Adrian Simms’s was last. His dossier wasn’t restricted and looked worn at the edges, like any cop’s personnel file. I leafed through copies of his application to join the RUC, a few minor commendations, and other police forms for expenses, lost property, all the usual chickenshit paperwork law enforcement bureaucracies love. But this wasn’t his official RUC file. MI-5 seemed to be keeping tabs on the RUC. There was a report on his bank records, about a year old. He had nearly two hundred pounds saved, a nice sum, but nothing that signaled payoffs. One sheet was headed “Known Associations” and listed the County Down Orange Society, which nearly every Protestant belonged to. He’d worked for Jenkins Foods Ltd. when he first moved to the area. So that’s how he’d come to be so chummy with Andrew Jenkins. There were several entries about his attempt to join the Royal Black Knights. Poor Adrian. I wondered if he was surprised to find he was ineligible because he had a Catholic skeleton in his closet.
Then I saw a familiar name. McBurney, my pal the snotty Protestant bank manager. A letter to him detailed the background check the Royal Black Knights had conducted into Adrian’s family history in Dublin. He had been raised from the age of two by a widowed aunt after the death of his parents. He’d been brought up as a good Protestant in the Church of Ireland. His aunt and both parents had been Protestants, as well as his grandparents on both sides. It even noted that he moved north to Ulster when he was old enough to leave the care of his aunt, in order to live and work under British rule. The letter writer—it was unsigned—concluded that Adrian Simms would be an excellent candidate, except for one thing. There was a stepbrother from an earlier marriage, and that connection, even though no fault of Adrian’s, precluded his acceptance. He went on to say that copies of birth certificates and other documents would follow. McBurney had mentioned those as well, but they weren’t included in this file.

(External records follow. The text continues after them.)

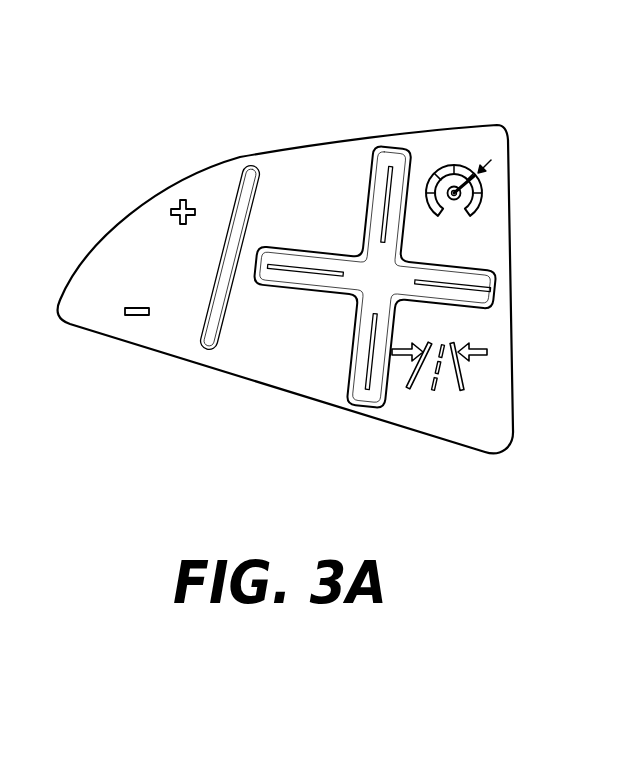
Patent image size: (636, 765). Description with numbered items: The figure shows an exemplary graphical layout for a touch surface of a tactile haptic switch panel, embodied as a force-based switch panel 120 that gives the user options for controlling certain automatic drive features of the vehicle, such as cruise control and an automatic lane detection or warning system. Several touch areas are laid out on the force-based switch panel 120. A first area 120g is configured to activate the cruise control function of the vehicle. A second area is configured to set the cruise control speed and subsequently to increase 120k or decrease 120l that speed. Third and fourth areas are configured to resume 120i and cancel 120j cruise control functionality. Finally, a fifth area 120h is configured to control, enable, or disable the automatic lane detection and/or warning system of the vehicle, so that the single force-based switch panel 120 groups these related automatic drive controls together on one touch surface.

The force-based switch panel 120 is at (512, 88).
The cruise control activation area 120g is at (435, 152).
The lane keeping assist button 120h is at (483, 400).
The resume area 120i is at (313, 173).
The cancel area 120j is at (288, 360).
The speed increase area 120k is at (185, 187).
The speed decrease area 120l is at (137, 327).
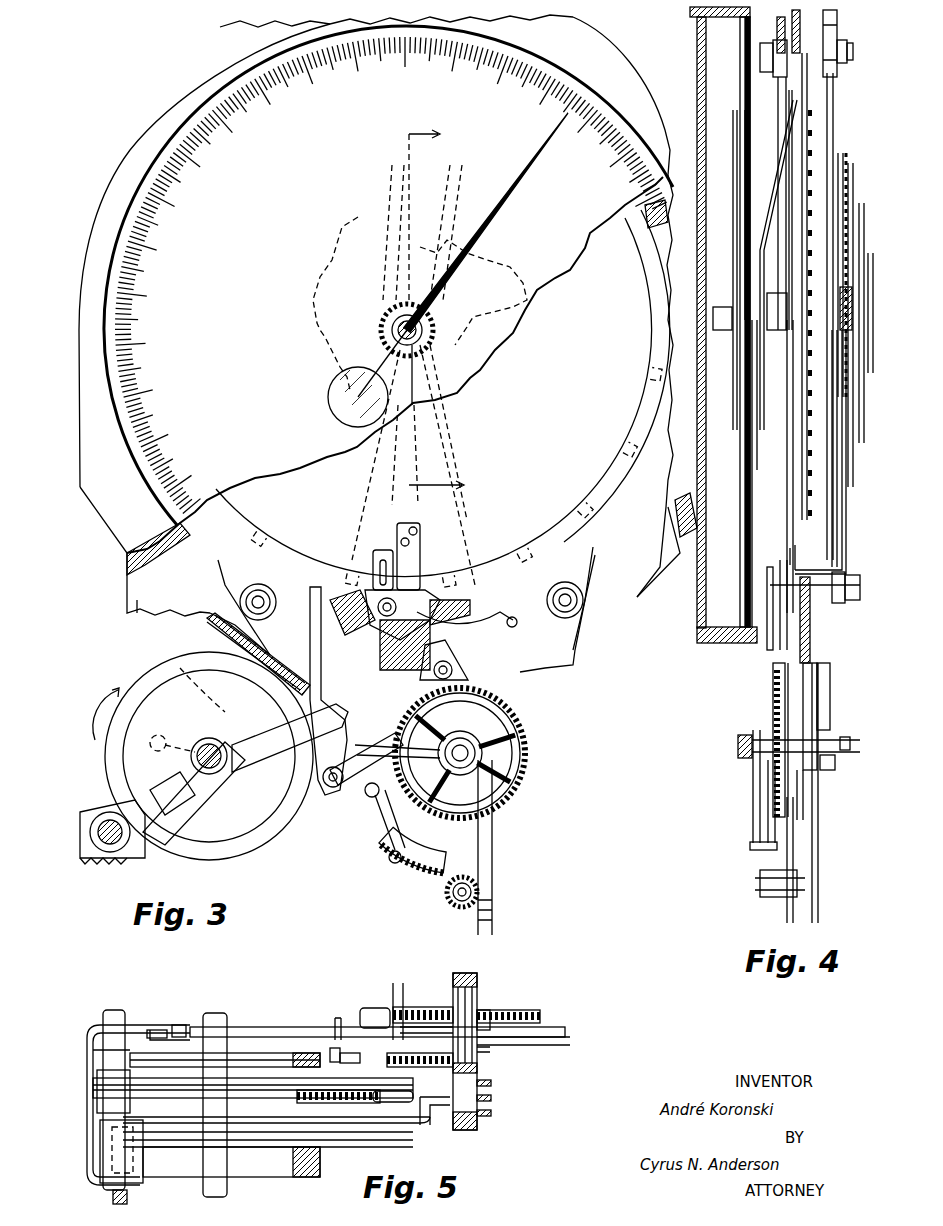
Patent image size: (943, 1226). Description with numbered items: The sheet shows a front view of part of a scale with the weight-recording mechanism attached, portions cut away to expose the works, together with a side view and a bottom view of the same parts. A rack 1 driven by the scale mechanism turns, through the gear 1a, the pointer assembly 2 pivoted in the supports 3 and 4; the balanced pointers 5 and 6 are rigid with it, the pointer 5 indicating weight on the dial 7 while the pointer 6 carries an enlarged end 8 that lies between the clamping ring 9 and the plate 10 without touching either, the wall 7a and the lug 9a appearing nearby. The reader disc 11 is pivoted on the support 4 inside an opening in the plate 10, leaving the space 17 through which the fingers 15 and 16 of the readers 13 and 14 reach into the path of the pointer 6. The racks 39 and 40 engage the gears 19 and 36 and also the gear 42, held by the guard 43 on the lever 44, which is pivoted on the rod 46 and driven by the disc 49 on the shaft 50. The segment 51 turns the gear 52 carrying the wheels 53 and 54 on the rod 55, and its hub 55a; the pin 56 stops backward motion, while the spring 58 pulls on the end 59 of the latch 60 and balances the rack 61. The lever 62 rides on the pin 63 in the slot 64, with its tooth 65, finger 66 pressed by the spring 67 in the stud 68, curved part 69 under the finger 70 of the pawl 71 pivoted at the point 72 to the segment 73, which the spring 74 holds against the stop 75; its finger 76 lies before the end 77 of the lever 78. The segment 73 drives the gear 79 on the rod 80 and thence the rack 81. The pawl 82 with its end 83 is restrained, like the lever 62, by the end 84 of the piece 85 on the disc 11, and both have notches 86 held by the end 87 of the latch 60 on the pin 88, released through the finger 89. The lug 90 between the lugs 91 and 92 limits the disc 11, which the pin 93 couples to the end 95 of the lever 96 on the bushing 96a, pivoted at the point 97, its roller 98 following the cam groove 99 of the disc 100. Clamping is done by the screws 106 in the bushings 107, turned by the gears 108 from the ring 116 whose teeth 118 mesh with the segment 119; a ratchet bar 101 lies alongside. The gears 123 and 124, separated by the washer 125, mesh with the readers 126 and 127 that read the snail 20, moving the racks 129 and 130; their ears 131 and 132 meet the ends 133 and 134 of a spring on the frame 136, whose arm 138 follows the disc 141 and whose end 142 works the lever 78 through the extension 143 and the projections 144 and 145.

In FIG. 4, the rack 1 is at (755, 465).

It didn’t say which Protestant parent had committed the youthful indiscretion. It hadn’t mattered; Simms was out, and his social-climbing wife had been unhappy. I guess he’d hoped that they wouldn’t dig that far back. Maybe that was the reason he went north, to escape the Holy Roman stain on his family history.
No bank records, no photos, nothing to link Adrian Simms to anything incriminating. But I did have the word of a Catholic janitor that he’d seen Simms kidnap Pete Brennan near the Northern Bank in Armagh. It would probably be the end of Micheál, or at least his job, if he spoke up against a Protestant RUC man who was friendly with Andrew Jenkins. I had to find another way. Simms was not going to escape justice. I shivered, the chill of the enclosed room seeping into my bones. I was sick at heart, wishing I didn’t have to read these secret histories of betrayals, death, hate, and lost hope.
I thought again about the matched killings of extremists from both sides. It had a logic, a symmetry that made terrible sense to me. Balance. It was all about a very delicate balance.